Risks and side effects
Like any medicine, sleeping pills are not free of risks or side effects, especially if they are taken for a longer period of time than recommended. Some of these effects can be:
- Drowsiness, confusion and motor incoordination;
- Worsening of insomnia;
- Decreased attention, reaction time and speed of performance;
- Progressive tolerance to the drug, which requires taking increasingly higher doses of the drug;
- Dependence or habituation;
- Abuse potential;
- Withdrawal syndrome characterized by tremors, psychomotor agitation, sweating, palpitationsnausea, vomiting, disorientation, hallucinations and seizures;
- Cognitive deficits and dementia syndromes;
- Interaction with alcoholic beverages and other medications;
- Increased risk of accidents at work or road accidents due to excessive sleepiness.
How to improve the quality of your sleep
(no sleeping pills)
Although in some cases sleeping pills are necessary, it is important to emphasize that taking them must be accompanied by a change in some lifestyle habits.
For correct sleep hygiene, it is important to healthy eating and practice physical exercise regularly.

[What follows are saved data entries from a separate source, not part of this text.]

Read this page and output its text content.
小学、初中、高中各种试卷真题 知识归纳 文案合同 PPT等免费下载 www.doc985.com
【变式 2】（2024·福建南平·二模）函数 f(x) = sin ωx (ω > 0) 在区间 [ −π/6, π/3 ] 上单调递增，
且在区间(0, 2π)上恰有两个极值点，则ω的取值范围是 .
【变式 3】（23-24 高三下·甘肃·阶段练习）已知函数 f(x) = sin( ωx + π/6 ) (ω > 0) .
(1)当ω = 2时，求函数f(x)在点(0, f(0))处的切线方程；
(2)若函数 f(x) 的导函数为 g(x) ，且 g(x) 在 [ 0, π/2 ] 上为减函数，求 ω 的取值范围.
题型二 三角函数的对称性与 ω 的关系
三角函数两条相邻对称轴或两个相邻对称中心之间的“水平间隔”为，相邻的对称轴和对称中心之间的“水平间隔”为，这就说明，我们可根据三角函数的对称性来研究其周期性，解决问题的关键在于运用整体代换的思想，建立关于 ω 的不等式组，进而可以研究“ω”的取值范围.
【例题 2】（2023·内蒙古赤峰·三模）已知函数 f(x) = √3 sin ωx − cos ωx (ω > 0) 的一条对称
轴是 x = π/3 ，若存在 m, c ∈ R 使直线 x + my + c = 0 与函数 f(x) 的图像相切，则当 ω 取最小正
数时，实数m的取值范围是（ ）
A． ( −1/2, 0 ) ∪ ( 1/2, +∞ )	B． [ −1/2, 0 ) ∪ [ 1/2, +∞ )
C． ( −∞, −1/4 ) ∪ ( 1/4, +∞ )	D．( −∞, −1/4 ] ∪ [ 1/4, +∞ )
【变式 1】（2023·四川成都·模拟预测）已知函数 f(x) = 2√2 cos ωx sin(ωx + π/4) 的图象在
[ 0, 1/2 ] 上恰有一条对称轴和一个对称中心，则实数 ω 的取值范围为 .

Furthermore, you shouldn’t smokenor drinking alcohol and not consuming caffeinated products during the afternoon or evening.
It is also essential to avoid contact with technology before going to sleep, whether watching television, or using your computer, tablet or smartphone. It is also important to go to bed and wake up early, even on weekends or holidays, in order to create a sleep routine.
Self-medication is always not recommended, especially in the case of sleeping pills, which, as we have seen, carry many health risks if taken for longer than recommended.
Therefore, in case of insomnia or other sleep disorders, you should consult a doctor and scrupulously follow his clinical indications.